Formation of Jupiter using opacities based on detailed grain physics

Abstract

Numerical simulations, based on the core-nucleated accretion model, are presented for the formation of Jupiter at 5.2 AU in three primordial disks with three different assumed values of the surface density of solid particles. The grain opacities in the envelope of the protoplanet are computed using a detailed model that includes settling and coagulation of grains and that incorporates a recalculation of the grain size distribution at each point in time and space.
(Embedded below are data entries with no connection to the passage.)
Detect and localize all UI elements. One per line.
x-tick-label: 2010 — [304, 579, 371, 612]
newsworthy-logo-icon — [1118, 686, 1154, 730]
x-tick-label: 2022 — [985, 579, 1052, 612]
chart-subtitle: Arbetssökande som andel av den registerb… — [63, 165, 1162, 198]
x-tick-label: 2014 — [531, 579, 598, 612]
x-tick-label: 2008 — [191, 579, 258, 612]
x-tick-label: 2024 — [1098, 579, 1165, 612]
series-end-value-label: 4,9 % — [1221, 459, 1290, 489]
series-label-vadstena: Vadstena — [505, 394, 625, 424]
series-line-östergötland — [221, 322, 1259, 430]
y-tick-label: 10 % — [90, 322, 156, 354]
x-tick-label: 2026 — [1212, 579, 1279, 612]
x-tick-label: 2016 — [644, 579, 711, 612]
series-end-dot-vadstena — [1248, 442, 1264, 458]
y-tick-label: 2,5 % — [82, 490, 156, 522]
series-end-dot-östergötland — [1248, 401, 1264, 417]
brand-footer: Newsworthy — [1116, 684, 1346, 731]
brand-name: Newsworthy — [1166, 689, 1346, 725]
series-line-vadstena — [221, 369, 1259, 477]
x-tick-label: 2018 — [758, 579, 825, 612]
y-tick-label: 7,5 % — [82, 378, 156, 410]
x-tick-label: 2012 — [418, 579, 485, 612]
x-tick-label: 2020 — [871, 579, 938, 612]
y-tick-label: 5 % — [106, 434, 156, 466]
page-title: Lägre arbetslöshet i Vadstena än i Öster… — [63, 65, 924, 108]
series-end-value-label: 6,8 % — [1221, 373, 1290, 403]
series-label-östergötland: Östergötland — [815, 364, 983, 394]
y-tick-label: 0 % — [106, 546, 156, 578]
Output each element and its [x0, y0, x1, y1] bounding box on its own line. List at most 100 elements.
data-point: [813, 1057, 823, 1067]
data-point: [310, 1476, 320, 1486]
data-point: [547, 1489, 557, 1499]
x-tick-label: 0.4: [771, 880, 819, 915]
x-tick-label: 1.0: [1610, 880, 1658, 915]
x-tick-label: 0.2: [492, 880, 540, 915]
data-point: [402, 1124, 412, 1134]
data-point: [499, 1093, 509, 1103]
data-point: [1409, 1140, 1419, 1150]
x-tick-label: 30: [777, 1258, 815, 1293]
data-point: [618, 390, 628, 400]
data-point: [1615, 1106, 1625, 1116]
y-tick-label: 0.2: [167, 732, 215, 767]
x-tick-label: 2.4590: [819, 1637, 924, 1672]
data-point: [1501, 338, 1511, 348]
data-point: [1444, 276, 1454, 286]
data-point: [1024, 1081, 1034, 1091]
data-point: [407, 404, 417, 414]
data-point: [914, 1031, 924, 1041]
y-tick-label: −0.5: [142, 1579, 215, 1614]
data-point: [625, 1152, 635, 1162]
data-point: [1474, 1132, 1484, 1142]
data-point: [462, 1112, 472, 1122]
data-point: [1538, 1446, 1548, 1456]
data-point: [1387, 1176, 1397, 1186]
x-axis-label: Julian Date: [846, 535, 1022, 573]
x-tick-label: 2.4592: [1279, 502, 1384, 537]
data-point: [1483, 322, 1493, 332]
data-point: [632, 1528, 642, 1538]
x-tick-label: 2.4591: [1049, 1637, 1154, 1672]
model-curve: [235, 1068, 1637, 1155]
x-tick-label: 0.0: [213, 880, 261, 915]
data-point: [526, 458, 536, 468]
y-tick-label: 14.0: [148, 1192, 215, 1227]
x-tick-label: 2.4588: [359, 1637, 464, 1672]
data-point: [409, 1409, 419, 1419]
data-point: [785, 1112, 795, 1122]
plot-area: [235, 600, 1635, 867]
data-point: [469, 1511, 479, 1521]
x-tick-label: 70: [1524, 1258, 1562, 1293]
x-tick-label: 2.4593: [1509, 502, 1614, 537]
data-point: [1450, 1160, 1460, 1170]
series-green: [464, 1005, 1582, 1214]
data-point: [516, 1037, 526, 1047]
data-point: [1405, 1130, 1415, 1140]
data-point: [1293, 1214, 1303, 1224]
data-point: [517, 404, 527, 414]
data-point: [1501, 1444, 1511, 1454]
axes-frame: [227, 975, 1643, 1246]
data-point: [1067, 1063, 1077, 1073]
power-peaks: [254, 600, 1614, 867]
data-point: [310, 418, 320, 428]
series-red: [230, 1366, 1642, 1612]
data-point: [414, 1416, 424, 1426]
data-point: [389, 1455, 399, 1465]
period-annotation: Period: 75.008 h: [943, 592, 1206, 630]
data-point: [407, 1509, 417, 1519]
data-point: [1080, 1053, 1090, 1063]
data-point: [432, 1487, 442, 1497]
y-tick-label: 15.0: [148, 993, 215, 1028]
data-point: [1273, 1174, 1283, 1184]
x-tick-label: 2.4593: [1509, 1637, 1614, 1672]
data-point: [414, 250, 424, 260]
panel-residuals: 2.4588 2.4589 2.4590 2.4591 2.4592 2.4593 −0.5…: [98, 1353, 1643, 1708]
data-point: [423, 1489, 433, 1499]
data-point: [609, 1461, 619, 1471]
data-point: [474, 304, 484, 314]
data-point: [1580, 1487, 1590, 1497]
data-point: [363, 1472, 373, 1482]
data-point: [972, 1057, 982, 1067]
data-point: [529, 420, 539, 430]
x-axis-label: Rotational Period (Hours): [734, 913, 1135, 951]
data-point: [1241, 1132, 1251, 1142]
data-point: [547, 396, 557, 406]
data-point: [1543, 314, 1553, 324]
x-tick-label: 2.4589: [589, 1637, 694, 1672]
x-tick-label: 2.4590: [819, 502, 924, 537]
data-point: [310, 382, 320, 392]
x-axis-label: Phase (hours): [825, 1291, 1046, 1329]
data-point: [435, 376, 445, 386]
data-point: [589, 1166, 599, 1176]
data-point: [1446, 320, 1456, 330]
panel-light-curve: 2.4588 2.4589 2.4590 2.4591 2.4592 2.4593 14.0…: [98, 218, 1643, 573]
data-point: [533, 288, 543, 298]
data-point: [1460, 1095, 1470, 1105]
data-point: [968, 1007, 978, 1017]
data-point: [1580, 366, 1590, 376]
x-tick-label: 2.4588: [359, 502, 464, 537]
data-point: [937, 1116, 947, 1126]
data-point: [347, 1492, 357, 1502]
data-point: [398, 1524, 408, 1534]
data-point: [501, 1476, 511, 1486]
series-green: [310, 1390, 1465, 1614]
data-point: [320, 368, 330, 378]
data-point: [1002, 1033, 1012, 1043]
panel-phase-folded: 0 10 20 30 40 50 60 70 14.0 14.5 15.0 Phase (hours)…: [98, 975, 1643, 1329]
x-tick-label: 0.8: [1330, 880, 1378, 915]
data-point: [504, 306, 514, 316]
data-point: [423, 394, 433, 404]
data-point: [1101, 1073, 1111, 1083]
We generally find lower opacities than the 2% of interstellar values used in previous calculations (Hubickyj, O., Bodenheimer, P., Lissauer, J.J. [2005]. Icarus 179, 415–431; Lissauer, J.J., Hubickyj, O., D’Angelo, G., Bodenheimer, P. [2009]. Icarus 199, 338–350). These lower opacities result in more rapid heat loss from and more rapid contraction of the protoplanetary envelope. For a given surface density of solids, the new calculations result in a substantial speedup in formation time as compared with those previous calculations. Formation times are calculated to be 1.0, 1.9, and 4.0 Myr, and solid core masses are found to be 16.8, 8.9, and 4.7 M ⊕, for solid surface densities, σ, of 10, 6, and 4 g cm −2, respectively. For σ = 10 and σ = 6 g cm −2, respectively, these formation times are reduced by more than 50% and more than 80% compared with those in a previously published calculation with the old approximation to the opacity.